The Street Lawyer

By: John Grisham

Rating: 68%

Brief Summary: A lawyer suffers from a guilty conscience and takes less money to represent the homeless.

The Street Lawyer was a bad idea. Even people who like these type of preachy novels would question Grisham's choice for writing this story. Yes, homeless life is a tragic situation, there is no doubt about that, and given the right situation it might be an interesting story. This novel, however, is not one of them.

The book begins with a homeless man walking into a firm, holding all the lawyers hostages. Well, by chapter two, he is dead and everything is back to normal. Except for one lawyer, Michael Brock. He seems to suffer a guilty conscience after the event that he witnesses first hand.

A high profile person, is he, who keeps the money rolling in. However, because of this situation, he suddenly beings to think about all the homeless people and their sad plight. After meeting a man who takes minimum wage, at least for a lawyer, to represent the street people (hence a "Street Lawyer"), Michael decides this is the life for him. All the while he begins to notice dirty looks from everyone - including his own wife, for giving up his material riches and glory. Well, as it turns out, Brock's prior firm was up to no good. He finds evidence of a particular crime and holds it against them. They try to ruin his reputation where it all goes down to a court case at the end of the book. The ending is very flat, mind you, so don't expect too much.

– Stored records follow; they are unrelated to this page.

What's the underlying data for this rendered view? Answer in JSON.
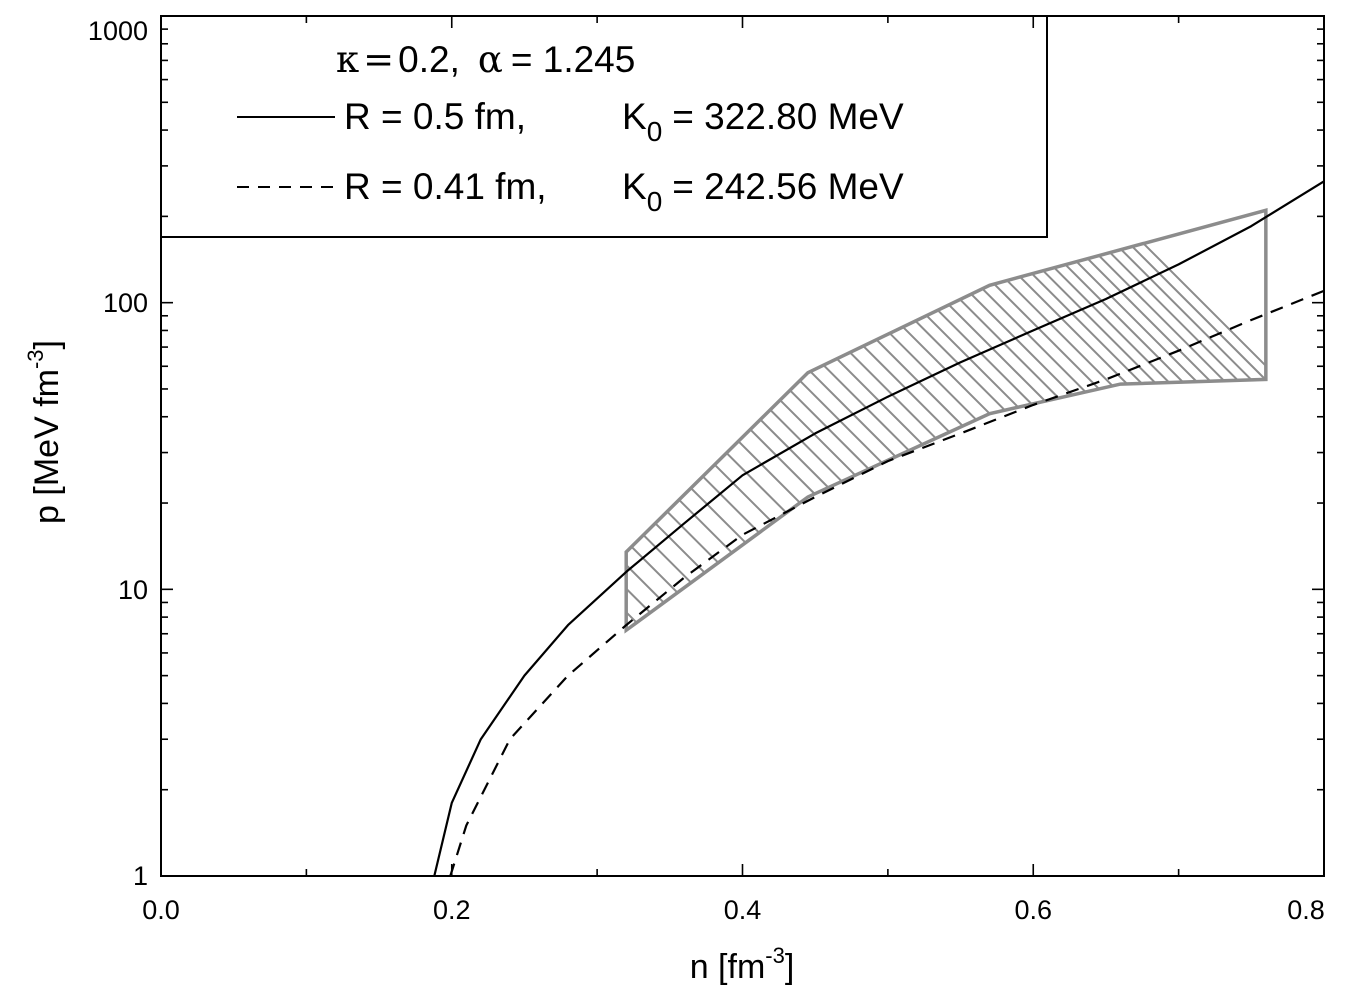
{
  "chart_data": {
    "type": "line",
    "x_scale": "linear",
    "y_scale": "log",
    "xlim": [
      0.0,
      0.8
    ],
    "ylim": [
      1,
      1000
    ],
    "xlabel": {
      "base": "n [fm",
      "sup": "-3",
      "end": "]"
    },
    "ylabel": {
      "base": "p [MeV fm",
      "sup": "-3",
      "end": "]"
    },
    "x_ticks": [
      "0.0",
      "0.2",
      "0.4",
      "0.6",
      "0.8"
    ],
    "y_ticks": [
      "1",
      "10",
      "100",
      "1000"
    ],
    "legend": {
      "placement": "top-left",
      "header": {
        "kappa_sym": "κ",
        "kappa_eq": "=",
        "kappa_val": "0.2,",
        "alpha_sym": "α",
        "alpha_val": "= 1.245"
      },
      "entries": [
        {
          "line": "solid",
          "r_text": "R = 0.5 fm,",
          "k_main": "K",
          "k_sub": "0",
          "k_value": "= 322.80 MeV"
        },
        {
          "line": "dashed",
          "r_text": "R = 0.41 fm,",
          "k_main": "K",
          "k_sub": "0",
          "k_value": "= 242.56 MeV"
        }
      ]
    },
    "series": [
      {
        "style": "solid",
        "color": "#000000",
        "points": [
          [
            0.188,
            1.0
          ],
          [
            0.2,
            1.8
          ],
          [
            0.22,
            3.0
          ],
          [
            0.25,
            5.0
          ],
          [
            0.28,
            7.5
          ],
          [
            0.32,
            11.5
          ],
          [
            0.36,
            17
          ],
          [
            0.4,
            25
          ],
          [
            0.45,
            35
          ],
          [
            0.5,
            47
          ],
          [
            0.55,
            62
          ],
          [
            0.6,
            80
          ],
          [
            0.65,
            103
          ],
          [
            0.7,
            136
          ],
          [
            0.75,
            185
          ],
          [
            0.8,
            265
          ]
        ]
      },
      {
        "style": "dashed",
        "color": "#000000",
        "points": [
          [
            0.199,
            1.0
          ],
          [
            0.21,
            1.5
          ],
          [
            0.24,
            3.0
          ],
          [
            0.28,
            5.0
          ],
          [
            0.32,
            7.5
          ],
          [
            0.36,
            11
          ],
          [
            0.4,
            15.5
          ],
          [
            0.45,
            21
          ],
          [
            0.5,
            28
          ],
          [
            0.55,
            35
          ],
          [
            0.6,
            44
          ],
          [
            0.65,
            54
          ],
          [
            0.7,
            68
          ],
          [
            0.75,
            87
          ],
          [
            0.8,
            110
          ]
        ]
      }
    ],
    "band": {
      "style": "hatched",
      "color": "#8c8c8c",
      "upper": [
        [
          0.32,
          13.5
        ],
        [
          0.445,
          57
        ],
        [
          0.57,
          115
        ],
        [
          0.76,
          210
        ]
      ],
      "lower": [
        [
          0.32,
          7.2
        ],
        [
          0.445,
          21
        ],
        [
          0.57,
          41
        ],
        [
          0.66,
          52
        ],
        [
          0.76,
          54
        ]
      ]
    }
  }
}
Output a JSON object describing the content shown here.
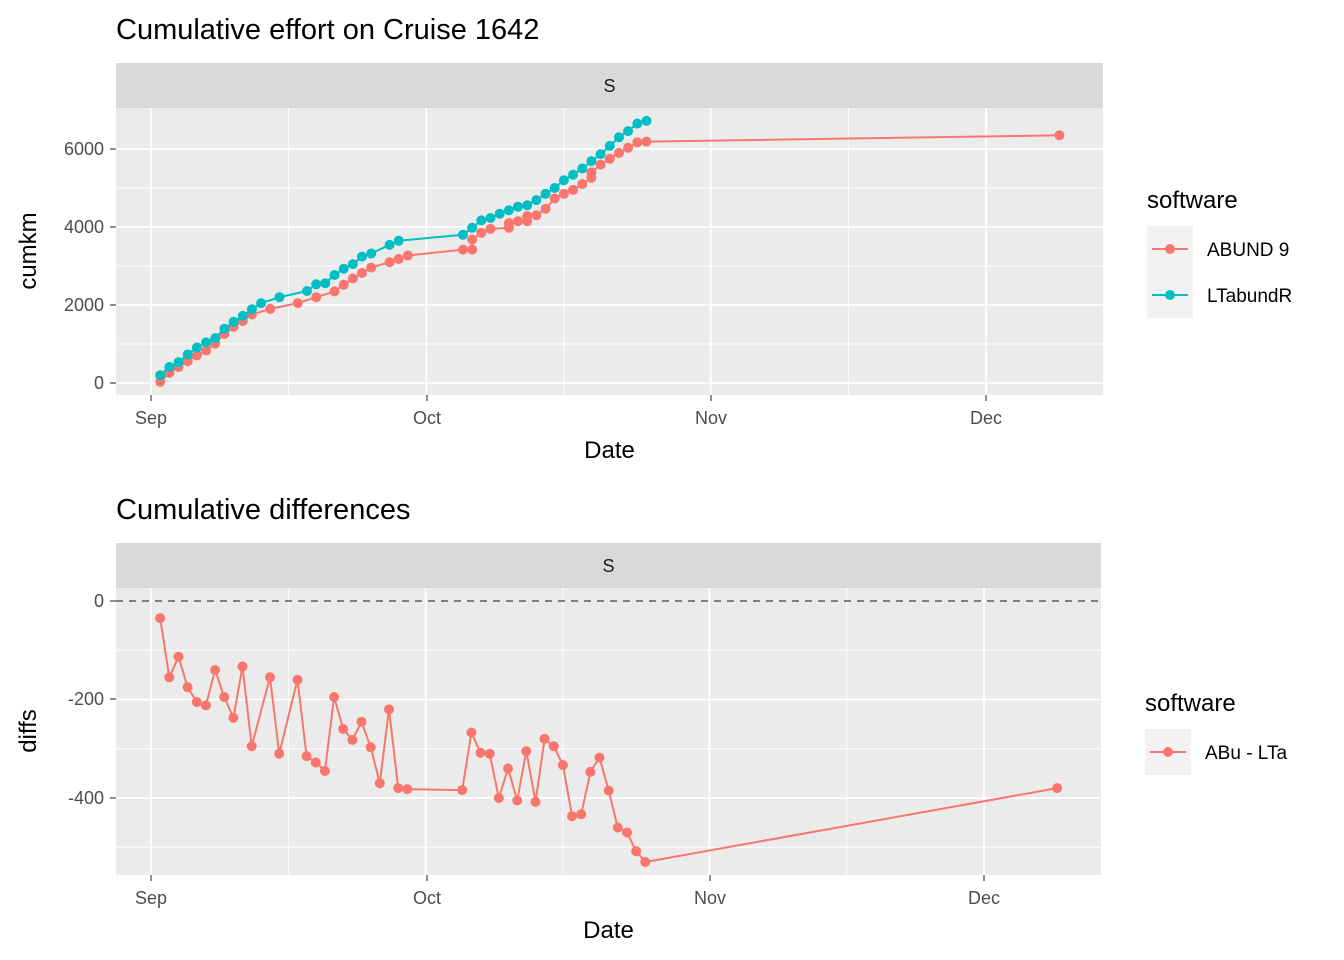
{
  "chart_data": [
    {
      "type": "line",
      "title": "Cumulative effort on Cruise 1642",
      "facet": "S",
      "xlabel": "Date",
      "ylabel": "cumkm",
      "x_ticks": [
        "Sep",
        "Oct",
        "Nov",
        "Dec"
      ],
      "y_ticks": [
        "0",
        "2000",
        "4000",
        "6000"
      ],
      "xlim": [
        "2023-08-29",
        "2023-12-12"
      ],
      "ylim": [
        -300,
        7000
      ],
      "grid": true,
      "legend": {
        "title": "software",
        "position": "right"
      },
      "series": [
        {
          "name": "ABUND 9",
          "color": "#F8766D",
          "points": [
            [
              "2023-09-02",
              30
            ],
            [
              "2023-09-03",
              260
            ],
            [
              "2023-09-04",
              410
            ],
            [
              "2023-09-05",
              560
            ],
            [
              "2023-09-06",
              710
            ],
            [
              "2023-09-07",
              830
            ],
            [
              "2023-09-08",
              1010
            ],
            [
              "2023-09-09",
              1260
            ],
            [
              "2023-09-10",
              1440
            ],
            [
              "2023-09-11",
              1590
            ],
            [
              "2023-09-12",
              1760
            ],
            [
              "2023-09-14",
              1900
            ],
            [
              "2023-09-17",
              2050
            ],
            [
              "2023-09-19",
              2200
            ],
            [
              "2023-09-21",
              2350
            ],
            [
              "2023-09-22",
              2520
            ],
            [
              "2023-09-23",
              2680
            ],
            [
              "2023-09-24",
              2820
            ],
            [
              "2023-09-25",
              2960
            ],
            [
              "2023-09-27",
              3100
            ],
            [
              "2023-09-28",
              3180
            ],
            [
              "2023-09-29",
              3270
            ],
            [
              "2023-10-05",
              3420
            ],
            [
              "2023-10-06",
              3420
            ],
            [
              "2023-10-06",
              3680
            ],
            [
              "2023-10-07",
              3850
            ],
            [
              "2023-10-08",
              3950
            ],
            [
              "2023-10-10",
              3980
            ],
            [
              "2023-10-10",
              4100
            ],
            [
              "2023-10-11",
              4150
            ],
            [
              "2023-10-12",
              4150
            ],
            [
              "2023-10-12",
              4280
            ],
            [
              "2023-10-13",
              4300
            ],
            [
              "2023-10-14",
              4470
            ],
            [
              "2023-10-15",
              4730
            ],
            [
              "2023-10-16",
              4850
            ],
            [
              "2023-10-17",
              4950
            ],
            [
              "2023-10-18",
              5100
            ],
            [
              "2023-10-19",
              5260
            ],
            [
              "2023-10-19",
              5400
            ],
            [
              "2023-10-20",
              5600
            ],
            [
              "2023-10-21",
              5750
            ],
            [
              "2023-10-22",
              5900
            ],
            [
              "2023-10-23",
              6030
            ],
            [
              "2023-10-24",
              6170
            ],
            [
              "2023-10-25",
              6190
            ],
            [
              "2023-12-09",
              6350
            ]
          ]
        },
        {
          "name": "LTabundR",
          "color": "#00BFC4",
          "points": [
            [
              "2023-09-02",
              200
            ],
            [
              "2023-09-03",
              410
            ],
            [
              "2023-09-04",
              530
            ],
            [
              "2023-09-05",
              730
            ],
            [
              "2023-09-06",
              910
            ],
            [
              "2023-09-07",
              1040
            ],
            [
              "2023-09-08",
              1150
            ],
            [
              "2023-09-09",
              1390
            ],
            [
              "2023-09-10",
              1570
            ],
            [
              "2023-09-11",
              1720
            ],
            [
              "2023-09-12",
              1890
            ],
            [
              "2023-09-13",
              2050
            ],
            [
              "2023-09-15",
              2200
            ],
            [
              "2023-09-18",
              2360
            ],
            [
              "2023-09-19",
              2530
            ],
            [
              "2023-09-20",
              2560
            ],
            [
              "2023-09-21",
              2770
            ],
            [
              "2023-09-22",
              2930
            ],
            [
              "2023-09-23",
              3050
            ],
            [
              "2023-09-24",
              3240
            ],
            [
              "2023-09-25",
              3320
            ],
            [
              "2023-09-27",
              3540
            ],
            [
              "2023-09-28",
              3650
            ],
            [
              "2023-10-05",
              3800
            ],
            [
              "2023-10-06",
              3980
            ],
            [
              "2023-10-07",
              4170
            ],
            [
              "2023-10-08",
              4230
            ],
            [
              "2023-10-09",
              4340
            ],
            [
              "2023-10-10",
              4430
            ],
            [
              "2023-10-11",
              4520
            ],
            [
              "2023-10-12",
              4560
            ],
            [
              "2023-10-13",
              4690
            ],
            [
              "2023-10-14",
              4850
            ],
            [
              "2023-10-15",
              5000
            ],
            [
              "2023-10-16",
              5200
            ],
            [
              "2023-10-17",
              5340
            ],
            [
              "2023-10-18",
              5500
            ],
            [
              "2023-10-19",
              5690
            ],
            [
              "2023-10-20",
              5870
            ],
            [
              "2023-10-21",
              6080
            ],
            [
              "2023-10-22",
              6300
            ],
            [
              "2023-10-23",
              6460
            ],
            [
              "2023-10-24",
              6650
            ],
            [
              "2023-10-25",
              6720
            ]
          ]
        }
      ]
    },
    {
      "type": "line",
      "title": "Cumulative differences",
      "facet": "S",
      "xlabel": "Date",
      "ylabel": "diffs",
      "x_ticks": [
        "Sep",
        "Oct",
        "Nov",
        "Dec"
      ],
      "y_ticks": [
        "0",
        "-200",
        "-400"
      ],
      "xlim": [
        "2023-08-29",
        "2023-12-12"
      ],
      "ylim": [
        -560,
        0
      ],
      "grid": true,
      "reference_line": 0,
      "legend": {
        "title": "software",
        "position": "right"
      },
      "series": [
        {
          "name": "ABu - LTa",
          "color": "#F8766D",
          "points": [
            [
              "2023-09-02",
              -35
            ],
            [
              "2023-09-03",
              -155
            ],
            [
              "2023-09-04",
              -113
            ],
            [
              "2023-09-05",
              -175
            ],
            [
              "2023-09-06",
              -205
            ],
            [
              "2023-09-07",
              -212
            ],
            [
              "2023-09-08",
              -140
            ],
            [
              "2023-09-09",
              -195
            ],
            [
              "2023-09-10",
              -237
            ],
            [
              "2023-09-11",
              -133
            ],
            [
              "2023-09-12",
              -295
            ],
            [
              "2023-09-14",
              -155
            ],
            [
              "2023-09-15",
              -310
            ],
            [
              "2023-09-17",
              -160
            ],
            [
              "2023-09-18",
              -315
            ],
            [
              "2023-09-19",
              -328
            ],
            [
              "2023-09-20",
              -345
            ],
            [
              "2023-09-21",
              -195
            ],
            [
              "2023-09-22",
              -260
            ],
            [
              "2023-09-23",
              -282
            ],
            [
              "2023-09-24",
              -245
            ],
            [
              "2023-09-25",
              -297
            ],
            [
              "2023-09-26",
              -370
            ],
            [
              "2023-09-27",
              -220
            ],
            [
              "2023-09-28",
              -380
            ],
            [
              "2023-09-29",
              -382
            ],
            [
              "2023-10-05",
              -384
            ],
            [
              "2023-10-06",
              -267
            ],
            [
              "2023-10-07",
              -308
            ],
            [
              "2023-10-08",
              -310
            ],
            [
              "2023-10-09",
              -400
            ],
            [
              "2023-10-10",
              -340
            ],
            [
              "2023-10-11",
              -405
            ],
            [
              "2023-10-12",
              -305
            ],
            [
              "2023-10-13",
              -408
            ],
            [
              "2023-10-14",
              -280
            ],
            [
              "2023-10-15",
              -295
            ],
            [
              "2023-10-16",
              -333
            ],
            [
              "2023-10-17",
              -437
            ],
            [
              "2023-10-18",
              -433
            ],
            [
              "2023-10-19",
              -347
            ],
            [
              "2023-10-20",
              -318
            ],
            [
              "2023-10-21",
              -385
            ],
            [
              "2023-10-22",
              -460
            ],
            [
              "2023-10-23",
              -470
            ],
            [
              "2023-10-24",
              -508
            ],
            [
              "2023-10-25",
              -530
            ],
            [
              "2023-12-09",
              -380
            ]
          ]
        }
      ]
    }
  ]
}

This book does begin strong, like most of Grisham's novels, but it suffers from details that force the story to, at times, become rather sluggish.

It also suffers by coming off to "preachy". While we recognize that the homeless life is not fair, there is just a way that Grisham presents it that seems insincere.

The main characters are anything but memorable. Even the first person dialogue that worked so well in The Rainmaker failed here. In fact, the story would at times go back and forth between whose perspective we were actually reading through.

Basically, you will like the The Street Lawyer if you can appreciate the main theme of "helping out the homeless wherever you can", if you are a social worker and dedicate much of your life to this as Michael Brock did. While I appreciate the concept, it did not translate into a well told story. At the very least - it was easy reading like the rest of Grisham's books; so I was able to read through the drudgery faster.